In a child, a hernia that is incarcerated may be pushed back into the abdomen by a doctor. But surgery is still needed because of the increased risk of strangulation.

  • If the doctor cannot push the hernia back at the time of the exam, the child may be sedated and laid down with his or her head lower than the body, with an ice pack over the hernia.
  • If the hernia does not reduce on its own, the doctor may try to push it back into the abdomen.
  • If the hernia is reduced, surgery can be delayed for a short time.
  • If the hernia cannot be reduced, immediate surgery is needed.

What to think about

A surgeon's experience plays an important role in the risk of a hernia recurring.
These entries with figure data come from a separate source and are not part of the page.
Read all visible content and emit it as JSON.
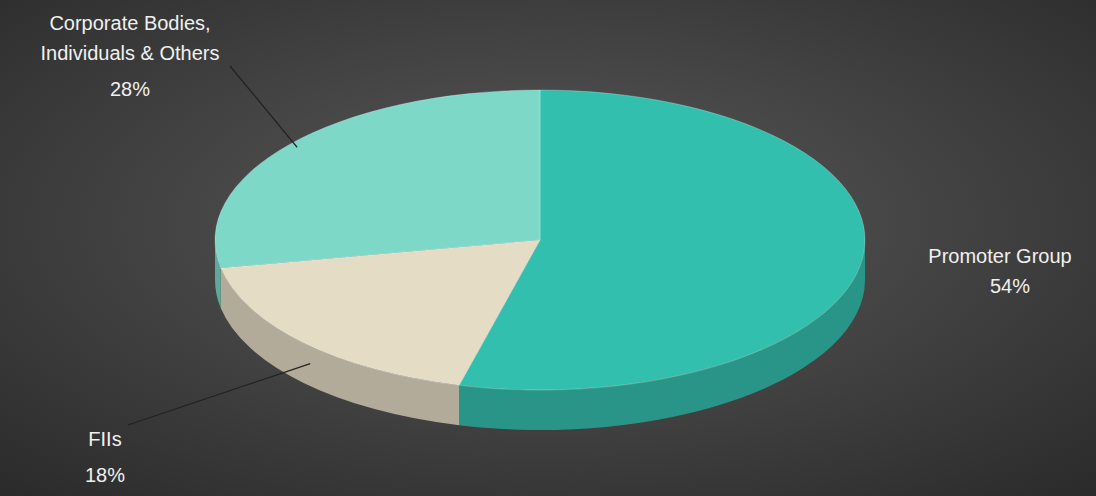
{
  "chart_data": {
    "type": "pie",
    "categories": [
      "Promoter Group",
      "FIIs",
      "Corporate Bodies, Individuals & Others"
    ],
    "values": [
      54,
      18,
      28
    ],
    "value_labels": [
      "54%",
      "18%",
      "28%"
    ],
    "colors": [
      "#33bfae",
      "#e5dcc5",
      "#7dd8c8"
    ],
    "data_labels": true
  }
}
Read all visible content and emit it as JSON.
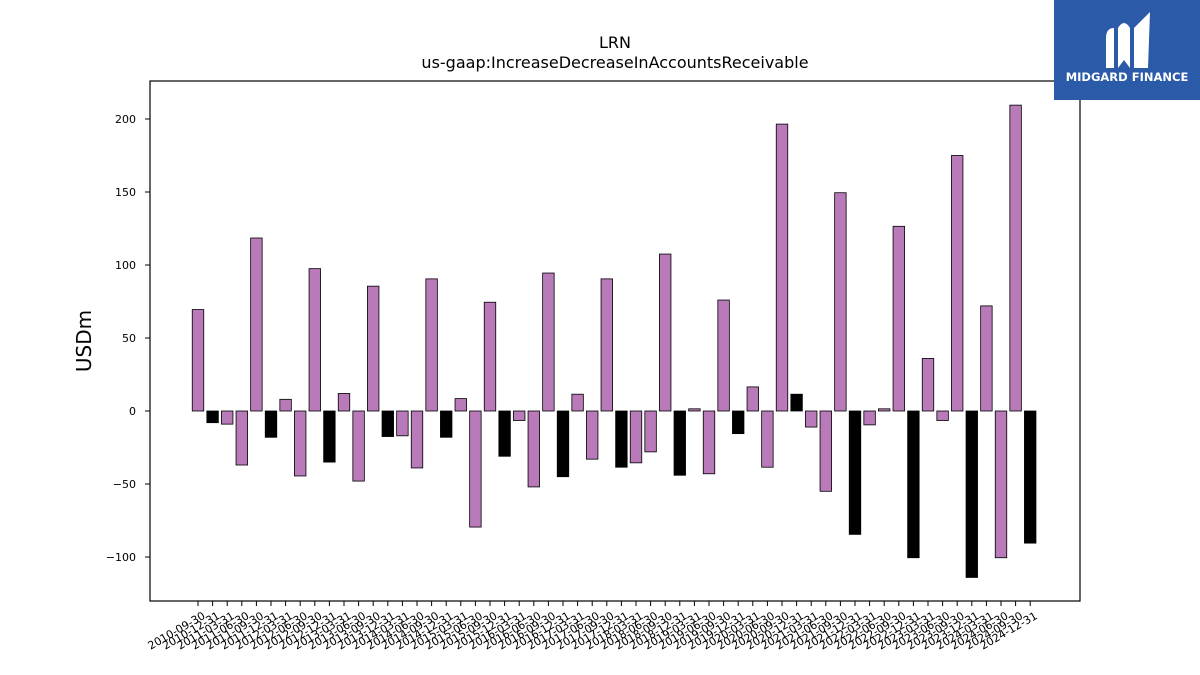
{
  "chart_data": {
    "type": "bar",
    "title": "LRN",
    "subtitle": "us-gaap:IncreaseDecreaseInAccountsReceivable",
    "ylabel": "USDm",
    "xlabel": "",
    "ylim": [
      -130,
      225
    ],
    "yticks": [
      -100,
      -50,
      0,
      50,
      100,
      150,
      200
    ],
    "grid": false,
    "colors": {
      "quarterly": "#b87ab8",
      "annual": "#000000",
      "edge": "#000000"
    },
    "bars": [
      {
        "date": "2010-09-30",
        "value": 69.5,
        "kind": "quarterly"
      },
      {
        "date": "2010-12-31",
        "value": -8,
        "kind": "annual"
      },
      {
        "date": "2011-03-31",
        "value": -9,
        "kind": "quarterly"
      },
      {
        "date": "2011-06-30",
        "value": -37,
        "kind": "quarterly"
      },
      {
        "date": "2011-09-30",
        "value": 118.5,
        "kind": "quarterly"
      },
      {
        "date": "2011-12-31",
        "value": -18,
        "kind": "annual"
      },
      {
        "date": "2012-03-31",
        "value": 8,
        "kind": "quarterly"
      },
      {
        "date": "2012-06-30",
        "value": -44.5,
        "kind": "quarterly"
      },
      {
        "date": "2012-09-30",
        "value": 97.5,
        "kind": "quarterly"
      },
      {
        "date": "2012-12-31",
        "value": -35,
        "kind": "annual"
      },
      {
        "date": "2013-03-31",
        "value": 12,
        "kind": "quarterly"
      },
      {
        "date": "2013-06-30",
        "value": -48,
        "kind": "quarterly"
      },
      {
        "date": "2013-09-30",
        "value": 85.5,
        "kind": "quarterly"
      },
      {
        "date": "2013-12-31",
        "value": -17.5,
        "kind": "annual"
      },
      {
        "date": "2014-03-31",
        "value": -17,
        "kind": "quarterly"
      },
      {
        "date": "2014-06-30",
        "value": -39,
        "kind": "quarterly"
      },
      {
        "date": "2014-09-30",
        "value": 90.5,
        "kind": "quarterly"
      },
      {
        "date": "2014-12-31",
        "value": -18,
        "kind": "annual"
      },
      {
        "date": "2015-03-31",
        "value": 8.5,
        "kind": "quarterly"
      },
      {
        "date": "2015-06-30",
        "value": -79.5,
        "kind": "quarterly"
      },
      {
        "date": "2015-09-30",
        "value": 74.5,
        "kind": "quarterly"
      },
      {
        "date": "2015-12-31",
        "value": -31,
        "kind": "annual"
      },
      {
        "date": "2016-03-31",
        "value": -6.5,
        "kind": "quarterly"
      },
      {
        "date": "2016-06-30",
        "value": -52,
        "kind": "quarterly"
      },
      {
        "date": "2016-09-30",
        "value": 94.5,
        "kind": "quarterly"
      },
      {
        "date": "2016-12-31",
        "value": -45,
        "kind": "annual"
      },
      {
        "date": "2017-03-31",
        "value": 11.5,
        "kind": "quarterly"
      },
      {
        "date": "2017-06-30",
        "value": -33,
        "kind": "quarterly"
      },
      {
        "date": "2017-09-30",
        "value": 90.5,
        "kind": "quarterly"
      },
      {
        "date": "2017-12-31",
        "value": -38.5,
        "kind": "annual"
      },
      {
        "date": "2018-03-31",
        "value": -35.5,
        "kind": "quarterly"
      },
      {
        "date": "2018-06-30",
        "value": -28,
        "kind": "quarterly"
      },
      {
        "date": "2018-09-30",
        "value": 107.5,
        "kind": "quarterly"
      },
      {
        "date": "2018-12-31",
        "value": -44,
        "kind": "annual"
      },
      {
        "date": "2019-03-31",
        "value": 1.5,
        "kind": "quarterly"
      },
      {
        "date": "2019-06-30",
        "value": -43,
        "kind": "quarterly"
      },
      {
        "date": "2019-09-30",
        "value": 76,
        "kind": "quarterly"
      },
      {
        "date": "2019-12-31",
        "value": -15.5,
        "kind": "annual"
      },
      {
        "date": "2020-03-31",
        "value": 16.5,
        "kind": "quarterly"
      },
      {
        "date": "2020-06-30",
        "value": -38.5,
        "kind": "quarterly"
      },
      {
        "date": "2020-09-30",
        "value": 196.5,
        "kind": "quarterly"
      },
      {
        "date": "2020-12-31",
        "value": 11.5,
        "kind": "annual"
      },
      {
        "date": "2021-03-31",
        "value": -11,
        "kind": "quarterly"
      },
      {
        "date": "2021-06-30",
        "value": -55,
        "kind": "quarterly"
      },
      {
        "date": "2021-09-30",
        "value": 149.5,
        "kind": "quarterly"
      },
      {
        "date": "2021-12-31",
        "value": -84.5,
        "kind": "annual"
      },
      {
        "date": "2022-03-31",
        "value": -9.5,
        "kind": "quarterly"
      },
      {
        "date": "2022-06-30",
        "value": 1.5,
        "kind": "quarterly"
      },
      {
        "date": "2022-09-30",
        "value": 126.5,
        "kind": "quarterly"
      },
      {
        "date": "2022-12-31",
        "value": -100.5,
        "kind": "annual"
      },
      {
        "date": "2023-03-31",
        "value": 36,
        "kind": "quarterly"
      },
      {
        "date": "2023-06-30",
        "value": -6.5,
        "kind": "quarterly"
      },
      {
        "date": "2023-09-30",
        "value": 175,
        "kind": "quarterly"
      },
      {
        "date": "2023-12-31",
        "value": -114,
        "kind": "annual"
      },
      {
        "date": "2024-03-31",
        "value": 72,
        "kind": "quarterly"
      },
      {
        "date": "2024-06-30",
        "value": -100.5,
        "kind": "quarterly"
      },
      {
        "date": "2024-09-30",
        "value": 209.5,
        "kind": "quarterly"
      },
      {
        "date": "2024-12-31",
        "value": -90.5,
        "kind": "annual"
      }
    ]
  },
  "logo": {
    "text": "MIDGARD FINANCE",
    "background": "#2a5aa8",
    "icon": "midgard-m-logo-icon"
  }
}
If you are thinking about having hernia surgery, ask the surgeon how many of these surgeries he or she has performed and about his or her recurrence rates. Recurrence rates tend to be higher for surgeries that do not use mesh (a synthetic patch).

Some people with other medical conditions may choose not to have surgery or may not be able to have hernia surgery.

  • People with major health problems, such as uncontrolled diabetes, may need to bring these conditions under control before having hernia surgery.
  • Conditions that cause coughing or straining to pass stools or urine (such as lung diseases or prostate problems) may need to be corrected before surgery so that the hernia is less likely to recur after repair.